The characteristics of the voice data extracted in the step can also be selected from other characteristic parameters such as Fbank, LPCC and the like.

3. The three basic networks respectively carry out learning training on the extracted MFCC characteristics, and the networks are saved when the identification accuracy of the three basic networks is not improved any more.

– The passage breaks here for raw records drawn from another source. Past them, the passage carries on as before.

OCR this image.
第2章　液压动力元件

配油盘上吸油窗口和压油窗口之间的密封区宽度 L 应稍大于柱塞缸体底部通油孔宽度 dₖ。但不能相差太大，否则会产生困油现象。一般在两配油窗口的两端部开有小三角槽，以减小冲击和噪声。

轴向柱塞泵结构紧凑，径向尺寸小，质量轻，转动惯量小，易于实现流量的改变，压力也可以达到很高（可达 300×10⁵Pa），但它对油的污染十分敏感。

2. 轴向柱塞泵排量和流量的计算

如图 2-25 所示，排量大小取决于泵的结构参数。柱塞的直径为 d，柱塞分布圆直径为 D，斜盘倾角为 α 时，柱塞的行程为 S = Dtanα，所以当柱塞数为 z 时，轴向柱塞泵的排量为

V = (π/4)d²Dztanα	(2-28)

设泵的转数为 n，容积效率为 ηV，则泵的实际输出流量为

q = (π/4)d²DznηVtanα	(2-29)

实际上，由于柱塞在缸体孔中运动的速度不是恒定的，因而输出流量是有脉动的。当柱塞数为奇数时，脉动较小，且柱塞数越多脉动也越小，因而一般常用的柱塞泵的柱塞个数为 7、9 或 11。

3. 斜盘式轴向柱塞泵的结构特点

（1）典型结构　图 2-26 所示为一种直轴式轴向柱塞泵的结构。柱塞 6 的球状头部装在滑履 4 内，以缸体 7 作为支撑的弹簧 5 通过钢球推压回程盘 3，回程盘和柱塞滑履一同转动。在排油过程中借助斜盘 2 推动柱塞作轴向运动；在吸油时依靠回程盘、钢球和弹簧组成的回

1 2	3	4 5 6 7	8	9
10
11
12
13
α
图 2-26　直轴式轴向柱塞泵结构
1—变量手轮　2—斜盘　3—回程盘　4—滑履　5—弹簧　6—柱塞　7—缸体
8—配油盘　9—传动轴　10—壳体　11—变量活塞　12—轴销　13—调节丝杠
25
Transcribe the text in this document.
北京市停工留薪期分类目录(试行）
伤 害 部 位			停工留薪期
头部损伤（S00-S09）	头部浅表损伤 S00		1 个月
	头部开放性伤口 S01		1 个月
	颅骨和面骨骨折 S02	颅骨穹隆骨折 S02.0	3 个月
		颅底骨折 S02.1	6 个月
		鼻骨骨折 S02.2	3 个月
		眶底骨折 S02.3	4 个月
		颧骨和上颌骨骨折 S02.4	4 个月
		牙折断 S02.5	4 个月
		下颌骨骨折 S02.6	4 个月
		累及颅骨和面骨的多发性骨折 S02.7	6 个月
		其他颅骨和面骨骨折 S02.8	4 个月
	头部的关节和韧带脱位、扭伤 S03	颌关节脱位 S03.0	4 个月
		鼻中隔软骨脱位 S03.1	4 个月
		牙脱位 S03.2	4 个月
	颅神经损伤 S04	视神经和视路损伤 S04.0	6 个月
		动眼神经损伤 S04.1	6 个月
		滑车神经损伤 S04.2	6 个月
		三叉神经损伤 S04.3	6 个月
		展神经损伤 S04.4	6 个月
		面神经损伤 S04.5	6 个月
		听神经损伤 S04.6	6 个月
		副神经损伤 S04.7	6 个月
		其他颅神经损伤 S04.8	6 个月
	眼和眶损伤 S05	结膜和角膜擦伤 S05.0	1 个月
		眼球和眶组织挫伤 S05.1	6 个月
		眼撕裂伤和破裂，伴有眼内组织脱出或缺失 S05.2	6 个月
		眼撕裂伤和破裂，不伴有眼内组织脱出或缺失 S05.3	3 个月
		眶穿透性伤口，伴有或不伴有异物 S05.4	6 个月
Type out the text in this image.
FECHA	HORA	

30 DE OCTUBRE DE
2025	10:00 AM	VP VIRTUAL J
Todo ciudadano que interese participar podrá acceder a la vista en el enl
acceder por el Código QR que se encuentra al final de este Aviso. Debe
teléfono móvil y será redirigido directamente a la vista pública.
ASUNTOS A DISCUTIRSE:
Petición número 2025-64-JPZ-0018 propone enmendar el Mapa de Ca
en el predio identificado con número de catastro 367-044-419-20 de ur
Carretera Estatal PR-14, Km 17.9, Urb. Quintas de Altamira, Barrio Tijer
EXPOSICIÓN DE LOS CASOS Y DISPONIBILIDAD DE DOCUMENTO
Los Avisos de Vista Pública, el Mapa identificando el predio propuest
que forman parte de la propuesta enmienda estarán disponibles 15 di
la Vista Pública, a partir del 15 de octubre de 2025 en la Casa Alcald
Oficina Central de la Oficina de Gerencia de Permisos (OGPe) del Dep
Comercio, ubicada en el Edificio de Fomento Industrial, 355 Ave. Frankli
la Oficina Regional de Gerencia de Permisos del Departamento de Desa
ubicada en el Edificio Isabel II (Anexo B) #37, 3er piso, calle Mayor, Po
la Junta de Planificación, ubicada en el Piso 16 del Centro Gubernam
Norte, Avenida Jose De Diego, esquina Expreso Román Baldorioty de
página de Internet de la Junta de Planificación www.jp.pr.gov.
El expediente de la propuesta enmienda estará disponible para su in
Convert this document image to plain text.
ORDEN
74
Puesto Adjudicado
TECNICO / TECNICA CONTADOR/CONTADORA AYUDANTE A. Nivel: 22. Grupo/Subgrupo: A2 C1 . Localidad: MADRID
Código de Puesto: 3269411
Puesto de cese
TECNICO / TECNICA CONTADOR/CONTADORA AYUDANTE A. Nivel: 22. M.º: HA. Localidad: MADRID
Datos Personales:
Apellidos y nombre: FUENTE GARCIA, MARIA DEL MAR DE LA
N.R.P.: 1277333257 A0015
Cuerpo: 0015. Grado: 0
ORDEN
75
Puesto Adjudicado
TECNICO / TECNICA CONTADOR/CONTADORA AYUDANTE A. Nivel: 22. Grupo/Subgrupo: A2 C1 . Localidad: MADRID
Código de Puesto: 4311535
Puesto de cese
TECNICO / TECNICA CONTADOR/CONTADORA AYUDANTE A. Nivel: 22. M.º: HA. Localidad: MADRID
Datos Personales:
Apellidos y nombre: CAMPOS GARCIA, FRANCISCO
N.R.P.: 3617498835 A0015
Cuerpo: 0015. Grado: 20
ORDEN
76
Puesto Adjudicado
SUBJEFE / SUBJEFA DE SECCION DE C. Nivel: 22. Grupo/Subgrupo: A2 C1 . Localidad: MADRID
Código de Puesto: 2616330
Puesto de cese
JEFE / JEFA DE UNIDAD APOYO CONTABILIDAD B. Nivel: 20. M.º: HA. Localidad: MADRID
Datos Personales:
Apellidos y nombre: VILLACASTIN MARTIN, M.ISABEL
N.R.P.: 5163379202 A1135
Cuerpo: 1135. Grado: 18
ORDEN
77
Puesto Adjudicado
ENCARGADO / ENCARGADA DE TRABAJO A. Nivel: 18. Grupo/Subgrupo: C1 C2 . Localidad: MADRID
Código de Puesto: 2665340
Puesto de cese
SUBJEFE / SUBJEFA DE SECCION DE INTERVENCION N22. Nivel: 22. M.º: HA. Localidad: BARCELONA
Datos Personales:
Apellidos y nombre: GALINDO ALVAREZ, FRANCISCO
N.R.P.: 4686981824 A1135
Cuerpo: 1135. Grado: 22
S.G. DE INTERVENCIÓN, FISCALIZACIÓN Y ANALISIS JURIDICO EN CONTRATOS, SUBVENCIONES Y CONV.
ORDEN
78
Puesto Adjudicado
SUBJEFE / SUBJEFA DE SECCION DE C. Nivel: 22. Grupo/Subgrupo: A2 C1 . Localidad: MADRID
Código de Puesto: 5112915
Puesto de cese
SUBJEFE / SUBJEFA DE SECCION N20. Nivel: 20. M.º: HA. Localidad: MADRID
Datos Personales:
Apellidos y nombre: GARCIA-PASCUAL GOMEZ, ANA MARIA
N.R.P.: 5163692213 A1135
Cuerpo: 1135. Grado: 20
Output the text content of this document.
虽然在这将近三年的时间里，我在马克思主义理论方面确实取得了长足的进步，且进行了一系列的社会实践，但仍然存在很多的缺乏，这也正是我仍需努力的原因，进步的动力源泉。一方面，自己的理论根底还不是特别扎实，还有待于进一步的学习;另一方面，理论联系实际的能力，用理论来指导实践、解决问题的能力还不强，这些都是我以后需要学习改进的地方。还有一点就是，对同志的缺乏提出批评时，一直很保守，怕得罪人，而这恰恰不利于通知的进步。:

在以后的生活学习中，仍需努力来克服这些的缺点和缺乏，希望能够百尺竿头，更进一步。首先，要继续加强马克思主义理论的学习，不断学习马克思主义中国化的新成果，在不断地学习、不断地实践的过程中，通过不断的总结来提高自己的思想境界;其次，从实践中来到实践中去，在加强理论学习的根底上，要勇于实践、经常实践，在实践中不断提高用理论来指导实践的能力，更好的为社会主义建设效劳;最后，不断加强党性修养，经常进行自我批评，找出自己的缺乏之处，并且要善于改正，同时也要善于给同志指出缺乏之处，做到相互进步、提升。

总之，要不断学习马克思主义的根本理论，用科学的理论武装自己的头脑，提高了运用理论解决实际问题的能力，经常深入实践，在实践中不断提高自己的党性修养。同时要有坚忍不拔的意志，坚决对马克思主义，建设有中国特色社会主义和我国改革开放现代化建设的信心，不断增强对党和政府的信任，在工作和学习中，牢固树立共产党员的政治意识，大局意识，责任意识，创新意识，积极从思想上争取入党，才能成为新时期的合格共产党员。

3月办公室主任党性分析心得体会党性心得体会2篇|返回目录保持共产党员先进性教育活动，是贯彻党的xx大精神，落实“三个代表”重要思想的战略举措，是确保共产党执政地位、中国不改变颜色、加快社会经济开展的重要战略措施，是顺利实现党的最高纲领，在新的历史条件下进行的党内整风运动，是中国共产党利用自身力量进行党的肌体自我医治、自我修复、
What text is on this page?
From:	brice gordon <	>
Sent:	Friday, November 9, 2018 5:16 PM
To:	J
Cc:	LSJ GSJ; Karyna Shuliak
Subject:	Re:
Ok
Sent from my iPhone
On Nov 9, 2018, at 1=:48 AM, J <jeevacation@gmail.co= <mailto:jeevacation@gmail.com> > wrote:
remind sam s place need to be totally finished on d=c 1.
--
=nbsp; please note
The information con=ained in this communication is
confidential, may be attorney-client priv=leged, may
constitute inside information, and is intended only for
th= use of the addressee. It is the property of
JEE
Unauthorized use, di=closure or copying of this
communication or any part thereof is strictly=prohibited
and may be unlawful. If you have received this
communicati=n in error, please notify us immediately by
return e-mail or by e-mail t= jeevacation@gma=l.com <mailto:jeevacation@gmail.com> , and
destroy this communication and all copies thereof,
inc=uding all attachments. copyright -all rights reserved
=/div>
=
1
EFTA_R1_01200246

4. Loading the three basic network models stored in the step 3, taking the output predicted by the basic network as the input of a secondary network to train the weighted average weight value, wherein the output of each basic network is a feature vector with the length being the number of speakers, the secondary network is a single hidden layer BP neural network, and the number of hidden layers can be changed; wherein the formula of the weighted average is:

wherein H (X) represents the result after integration, T represents the number of neural networks, and h _i Representing the ith neural network, x is input speech, h _i The output on the input training speech x is h _i (x)，h _i (x) Is a feature vector with the length being the number of speakers; w is a _i Is a neural network h _i Is derived from the secondary network training.

5. And fusing the stored three basic networks and the weight values into an integrated model, training the integrated network model, and stopping training when the recognition accuracy cannot be improved. And after the training of the secondary network is finished, multiplying the predicted value of the basic network by the weight value of the training of the secondary network for weighted average to obtain the final prediction result.

The voiceprint recognition model based on the integrated convolutional neural network constructed in the embodiment is tested by using a Free ST Chinese Mandarin Chinese data set. 855 persons are contained in the data set, 120 voices of each person are used, 90% of the 855 persons are used as a training set, 10% of the 855 persons are used as a testing set, the recognition accuracy rates of the three basic networks are 93.54%, 96.76% and 94.49% respectively, and the accuracy rate after integration is 97.02%.

Claims

1. The voiceprint recognition model construction method based on the integrated convolutional neural network is characterized in that the voiceprint recognition model takes more than two different convolutional neural networks as a basic network and takes a single hidden layer BP neural network as a secondary network;

step 1, training a basic network;

1.1, preprocessing a voice training set and extracting voice characteristics;

step 2, training a secondary network;

2.1, preprocessing the voice training set and extracting voice features;

2.2 respectively inputting the voice characteristics into each trained basic network, and training weighted average weight values by taking the predicted output of each basic network as the input of a secondary network; correspondingly multiplying the output of the secondary network with the output predicted by each basic network to obtain a final predicted value; finishing training when the voiceprint recognition accuracy is not improved any more; the output of each basic network prediction is a feature vector with the length being the number of speakers; the output of the secondary network is a vector with the length of the number of the basic networks, and the vector is a weighted value of weighted average.

2. The integrated convolutional neural network-based voiceprint recognition model building method of claim 1, wherein the base network is any two or more of EfficientNet, ResNet, google lenet, VGG, and AlexNet.

3. The integrated convolutional neural network-based voiceprint recognition model building method of claim 1, wherein the base network is EfficientNet, ResNet, and google lenet.

4. The integrated convolutional neural network-based voiceprint recognition model building method of claim 1, wherein the speech features are MFCC features, Fbank features or LPCC features.